Otto Warmbier Dies

The University of Virginia student who was imprisoned by North Korea was returned in a coma last week to his family.

Otto Warmbier
Otto Warmbier attends a news conference in Pyongyang, North Korea, in this photo released by Kyodo on February 29, 2016. (Reuters )

Updated at 5:17 p.m. ET

Otto Warmbier, the University of Virginia student who spent a year in a North Korean prison before being released last week in a coma, died Monday, his family said. He was 22.

“We would like to thank the wonderful professionals at the University of Cincinnati Medical Center who did everything they could for Otto,” the Warmbier family said in a statement. “Unfortunately, the awful torturous mistreatment our son received at the hands of the North Koreans ensured that no other outcome was possible beyond the sad one we experienced today.”

Warmbier returned to his home near Cincinnati, Ohio, last week after more than a year of imprisonment in North Korea where he was sentenced in March 2016 to 15 years of hard labor for allegedly stealing a propaganda sign from his hotel. North Korea said he was stricken with botulism soon after he was sentenced and was given a sleeping pill, after which he fell into a coma. But officials at the University of Cincinnati Medical Center, where he was taken upon his return from North Korea, said last week Warmbier exhibited no signs of contracting botulism, noting his injuries were consistent with “cardiopulmonary arrest, where the blood supply to the brain is inadequate for a period of time, resulting in the death of brain tissue.”

Warmbier’s father said Friday he did not believe Pyongyang’s claims, adding his son had become “fodder” for the regime.

“When Otto returned to Cincinnati late on June 13th he was unable to speak, unable to see, and unable to react to verbal commands,” his family’s statement continued. “He looked very uncomfortable—almost anguished. Although we would never hear his voice again, within a day the countenance of his face changed—he was at peace. He was home and we believe he could sense that.”

President Trump, whom Warmbier’s father credited for freeing his son, condemned “the brutality of the North Korean regime” in a statement, adding that: “Otto’s fate deepens my Administration’s determination to prevent such tragedies from befalling innocent people at the hands of regimes that do not respect the rule of law or basic human decency.”

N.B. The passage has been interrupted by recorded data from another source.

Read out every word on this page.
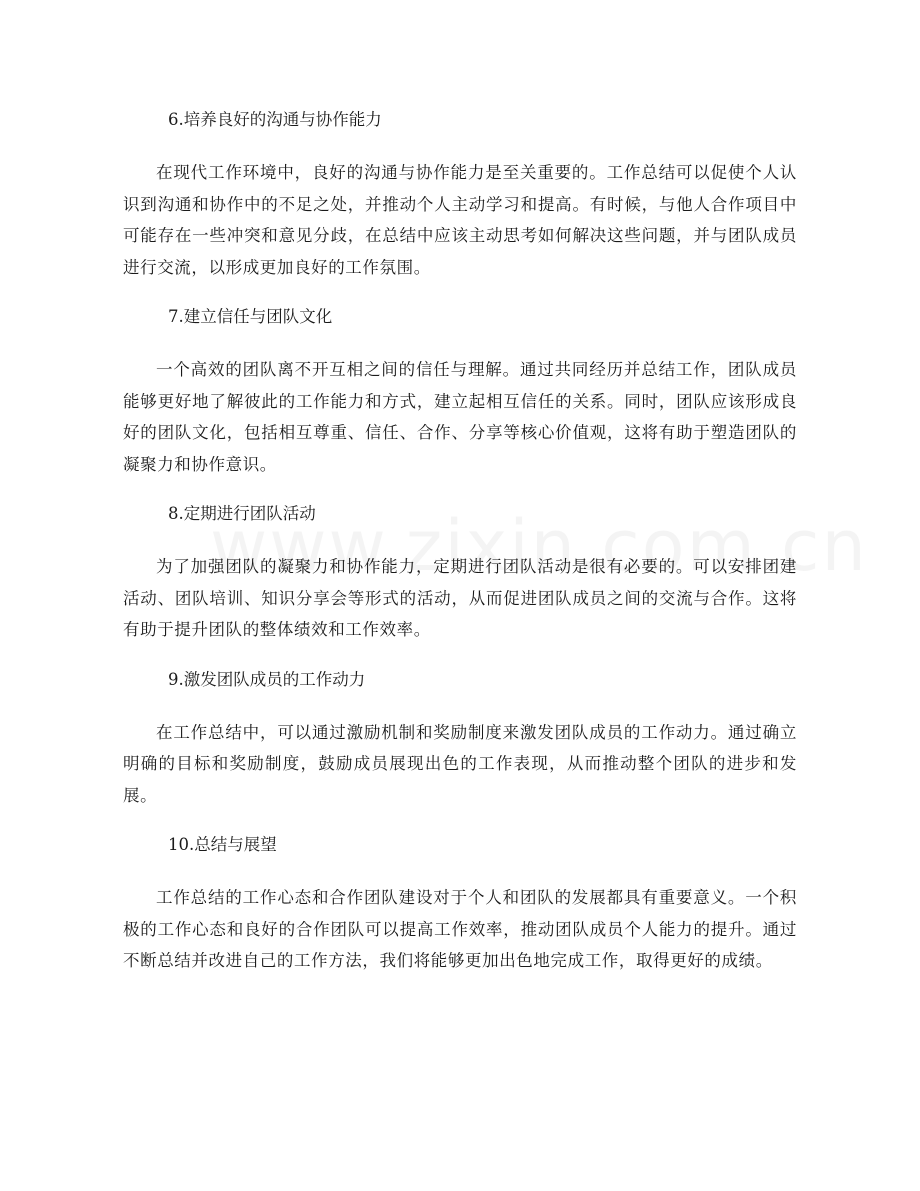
6.培养良好的沟通与协作能力

在现代工作环境中，良好的沟通与协作能力是至关重要的。工作总结可以促使个人认识到沟通和协作中的不足之处，并推动个人主动学习和提高。有时候，与他人合作项目中可能存在一些冲突和意见分歧，在总结中应该主动思考如何解决这些问题，并与团队成员进行交流，以形成更加良好的工作氛围。

7.建立信任与团队文化

一个高效的团队离不开互相之间的信任与理解。通过共同经历并总结工作，团队成员能够更好地了解彼此的工作能力和方式，建立起相互信任的关系。同时，团队应该形成良好的团队文化，包括相互尊重、信任、合作、分享等核心价值观，这将有助于塑造团队的凝聚力和协作意识。

8.定期进行团队活动

为了加强团队的凝聚力和协作能力，定期进行团队活动是很有必要的。可以安排团建活动、团队培训、知识分享会等形式的活动，从而促进团队成员之间的交流与合作。这将有助于提升团队的整体绩效和工作效率。

9.激发团队成员的工作动力

在工作总结中，可以通过激励机制和奖励制度来激发团队成员的工作动力。通过确立明确的目标和奖励制度，鼓励成员展现出色的工作表现，从而推动整个团队的进步和发展。

10.总结与展望

工作总结的工作心态和合作团队建设对于个人和团队的发展都具有重要意义。一个积极的工作心态和良好的合作团队可以提高工作效率，推动团队成员个人能力的提升。通过不断总结并改进自己的工作方法，我们将能够更加出色地完成工作，取得更好的成绩。
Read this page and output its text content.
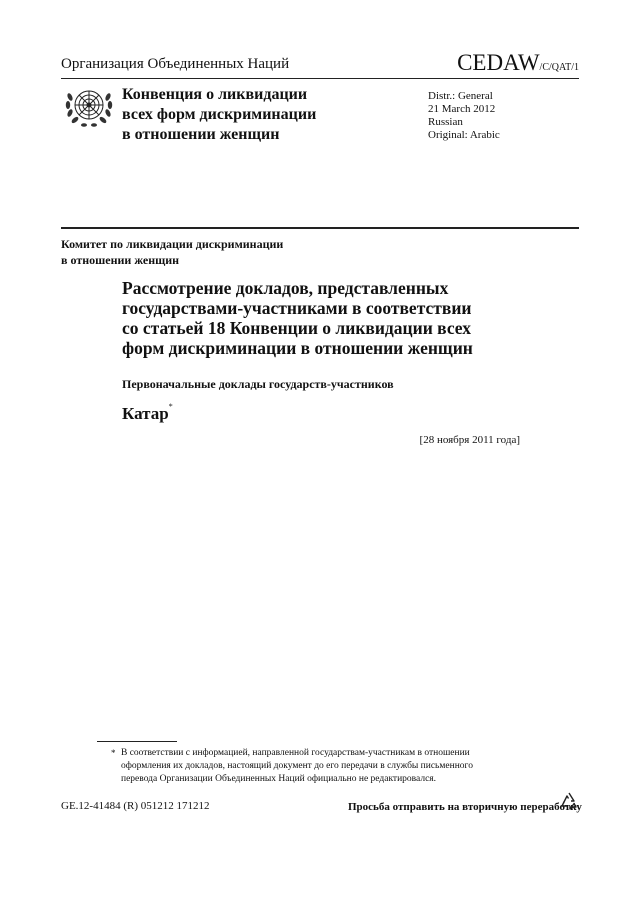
Организация Объединенных Наций	CEDAW/C/QAT/1
Конвенция о ликвидации
всех форм дискриминации
в отношении женщин
Distr.: General
21 March 2012
Russian
Original: Arabic
Комитет по ликвидации дискриминации
в отношении женщин
Рассмотрение докладов, представленных
государствами-участниками в соответствии
со статьей 18 Конвенции о ликвидации всех
форм дискриминации в отношении женщин
Первоначальные доклады государств-участников
Катар*
[28 ноября 2011 года]
* В соответствии с информацией, направленной государствам-участникам в отношении
оформления их докладов, настоящий документ до его передачи в службы письменного
перевода Организации Объединенных Наций официально не редактировался.
GE.12-41484 (R) 051212 171212	Просьба отправить на вторичную переработку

Senator Rob Portman, Republican of Ohio, who advocated for Warmbier’s release, called Warmbier’s death a “tragic loss.”

“Otto Warmbier was such a promising young man. He was kind, generous and accomplished. He had all the talent you could ever ask for and a bright future ahead of him,” Portman said in a statement. “His passing today is a loss for Ohio and for all of us.”

Warmbier was one of four U.S. citizens to be detained in North Korea. The others are Kim Dong-chul, 62, who was sentenced in April 2016 to 10 years of hard labor for spying; Kim Sang-duk, who was detained in April of this year; and Kim Hak-song, who was detained last month for “hostile acts.”